Digital Conversations

Tuesday, March 8

Academic Loop-Holes & Pot-Holes
The last few months, I have been working diligently towards a career in academia. The first year and a half of my BA was spent floundering around random classes and mild interests, and to be honest, my grades reflect that. In the last year and a half, as may be evident with past posts, I have found my academic niche in video game studies and sociology, and my grades have been quite impressive (especially as a mom of two!). From this newly discovered passion, I made it through a few academic loop-holes, with special letters and extra-curricular interests.

But now, it seems I am stumbling in some of the academic pot-holes. Each university, province, state and country have different curriculums, and I can only speak of the two universities I have experienced. One was bore a rigid program structure where most of your classes were predetermined in a building block fashion while the latter is based on it being the responsibility of the student to make sure they fulfill the degree requirements with a skeletal progressive structure.

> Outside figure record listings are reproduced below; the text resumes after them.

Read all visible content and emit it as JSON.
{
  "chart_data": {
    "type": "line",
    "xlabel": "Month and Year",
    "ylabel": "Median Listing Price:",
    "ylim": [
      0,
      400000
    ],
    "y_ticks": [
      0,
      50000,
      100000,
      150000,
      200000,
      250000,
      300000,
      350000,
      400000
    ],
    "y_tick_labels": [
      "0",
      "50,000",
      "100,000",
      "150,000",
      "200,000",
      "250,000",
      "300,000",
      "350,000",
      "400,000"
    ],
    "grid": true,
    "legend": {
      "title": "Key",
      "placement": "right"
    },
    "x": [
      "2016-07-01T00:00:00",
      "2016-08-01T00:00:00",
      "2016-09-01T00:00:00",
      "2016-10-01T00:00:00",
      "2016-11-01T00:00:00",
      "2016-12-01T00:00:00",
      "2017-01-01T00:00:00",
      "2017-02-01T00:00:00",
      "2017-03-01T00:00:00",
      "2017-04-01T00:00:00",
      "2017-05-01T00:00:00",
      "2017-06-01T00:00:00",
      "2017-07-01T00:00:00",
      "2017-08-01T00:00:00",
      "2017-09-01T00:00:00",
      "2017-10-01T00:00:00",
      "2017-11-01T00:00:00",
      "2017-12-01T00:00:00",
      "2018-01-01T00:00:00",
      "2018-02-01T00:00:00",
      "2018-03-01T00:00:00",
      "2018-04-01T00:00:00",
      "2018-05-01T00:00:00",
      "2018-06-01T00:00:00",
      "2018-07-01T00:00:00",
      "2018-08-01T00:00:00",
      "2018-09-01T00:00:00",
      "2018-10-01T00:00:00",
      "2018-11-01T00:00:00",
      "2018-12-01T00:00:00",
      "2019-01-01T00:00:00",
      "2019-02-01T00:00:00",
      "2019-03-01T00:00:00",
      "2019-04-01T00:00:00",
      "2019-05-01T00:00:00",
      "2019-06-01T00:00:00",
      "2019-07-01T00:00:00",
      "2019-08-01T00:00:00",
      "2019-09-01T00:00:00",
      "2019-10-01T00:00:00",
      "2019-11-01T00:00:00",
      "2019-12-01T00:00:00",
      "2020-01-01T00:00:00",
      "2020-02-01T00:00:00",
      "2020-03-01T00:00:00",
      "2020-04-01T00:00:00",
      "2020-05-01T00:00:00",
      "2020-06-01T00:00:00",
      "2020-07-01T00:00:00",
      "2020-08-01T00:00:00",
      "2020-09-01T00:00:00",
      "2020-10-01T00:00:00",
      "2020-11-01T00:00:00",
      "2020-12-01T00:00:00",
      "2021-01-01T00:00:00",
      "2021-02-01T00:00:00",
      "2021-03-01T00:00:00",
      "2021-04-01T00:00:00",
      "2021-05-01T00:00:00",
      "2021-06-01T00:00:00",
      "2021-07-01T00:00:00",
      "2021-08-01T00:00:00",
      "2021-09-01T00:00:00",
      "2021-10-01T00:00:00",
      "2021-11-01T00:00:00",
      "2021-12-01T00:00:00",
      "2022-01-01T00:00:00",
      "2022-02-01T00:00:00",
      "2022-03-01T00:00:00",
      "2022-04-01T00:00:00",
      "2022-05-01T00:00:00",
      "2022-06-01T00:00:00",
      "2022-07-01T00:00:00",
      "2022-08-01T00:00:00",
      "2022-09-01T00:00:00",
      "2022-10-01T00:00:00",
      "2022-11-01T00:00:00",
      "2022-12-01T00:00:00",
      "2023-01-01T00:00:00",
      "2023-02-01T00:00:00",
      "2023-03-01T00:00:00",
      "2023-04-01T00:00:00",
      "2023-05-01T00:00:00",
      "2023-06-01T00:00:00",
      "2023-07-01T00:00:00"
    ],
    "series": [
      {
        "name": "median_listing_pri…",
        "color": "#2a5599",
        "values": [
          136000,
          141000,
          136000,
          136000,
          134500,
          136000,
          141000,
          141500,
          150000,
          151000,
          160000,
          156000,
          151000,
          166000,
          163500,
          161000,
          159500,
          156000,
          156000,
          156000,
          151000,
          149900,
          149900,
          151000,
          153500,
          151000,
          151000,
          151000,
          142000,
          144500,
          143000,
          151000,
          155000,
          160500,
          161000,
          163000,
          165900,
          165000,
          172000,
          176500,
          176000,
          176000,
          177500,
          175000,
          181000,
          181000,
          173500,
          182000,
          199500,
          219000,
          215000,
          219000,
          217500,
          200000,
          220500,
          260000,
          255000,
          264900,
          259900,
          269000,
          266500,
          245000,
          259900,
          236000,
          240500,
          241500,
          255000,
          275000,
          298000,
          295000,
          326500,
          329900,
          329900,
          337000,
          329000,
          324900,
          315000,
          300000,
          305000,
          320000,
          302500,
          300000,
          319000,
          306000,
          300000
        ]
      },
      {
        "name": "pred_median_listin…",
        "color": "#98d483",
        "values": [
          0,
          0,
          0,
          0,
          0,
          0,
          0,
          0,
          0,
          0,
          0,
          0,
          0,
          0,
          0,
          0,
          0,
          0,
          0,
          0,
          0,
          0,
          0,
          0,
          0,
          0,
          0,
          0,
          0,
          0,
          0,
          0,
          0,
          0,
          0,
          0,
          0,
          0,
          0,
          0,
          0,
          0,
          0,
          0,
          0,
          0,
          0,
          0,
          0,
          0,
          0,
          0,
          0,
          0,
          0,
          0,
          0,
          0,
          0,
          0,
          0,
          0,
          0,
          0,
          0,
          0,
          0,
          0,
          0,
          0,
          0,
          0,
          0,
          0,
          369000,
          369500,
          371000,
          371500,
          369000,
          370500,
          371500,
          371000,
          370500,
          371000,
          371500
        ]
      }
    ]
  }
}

I am close to graduation, and am venturing towards realms of academia they dont much discuss at the undergrad level. Papers that are longer then 10 pages are rare for most (with one course and honours thesis aside). Theory is often (but not always - as I have been lucky) is taught in a memorize and re-iterate fashion, rarely giving the student the chance to think outside the box, or learn any element of theory that they can apply it to something and make it their own. Yet I find myself in a position where, in a few short months, 10 page papers are a weekly requirement (according to an MA friend) and the theoretical framework is to help structure our own ideas pertaining to our research.

My question is - when did they teach me this process? I am heading into writing my own research that requires a level of writting and theorizing that I dont feel I have learned anywhere.

There are so many other pot-holes that are not filled, and when I ask about them, I get these blank looks and weak responses that it is not necessarily their place to help me. I am venturing into the world of requesting funding for conferences and travel. With these requests, I am told I have to 'sell myself' - you know, convince those doling out the money, that my research is the one they want to fund. But again, my question is ... where am I supposed to learn this? I have been asking around, even to those who have applied for funding before, and I continuously get the same weak comments...

Why doesnt the university prepare students for all elements of academic life? I know I have been told that a BA today is the equivalent a high school diploma 20 years ago, but at least in high school we had shop and home-ec to teach us the basics of day to day life mixed in with the great literary classics and complex physics equations.

1 Comments:

  • Amen to this! I would love to say this is unique to our own educational institution but talks with friends in Toronto, Vancouver, Seattle, Washington and Austin tell me that sadly, it isn't. Concordia may be worse than some but it isn't different.

    And then we wonder why so many graduating students have such poor life skills.

    By Blogger Sashay, at 25/3/05 8:25 p.m.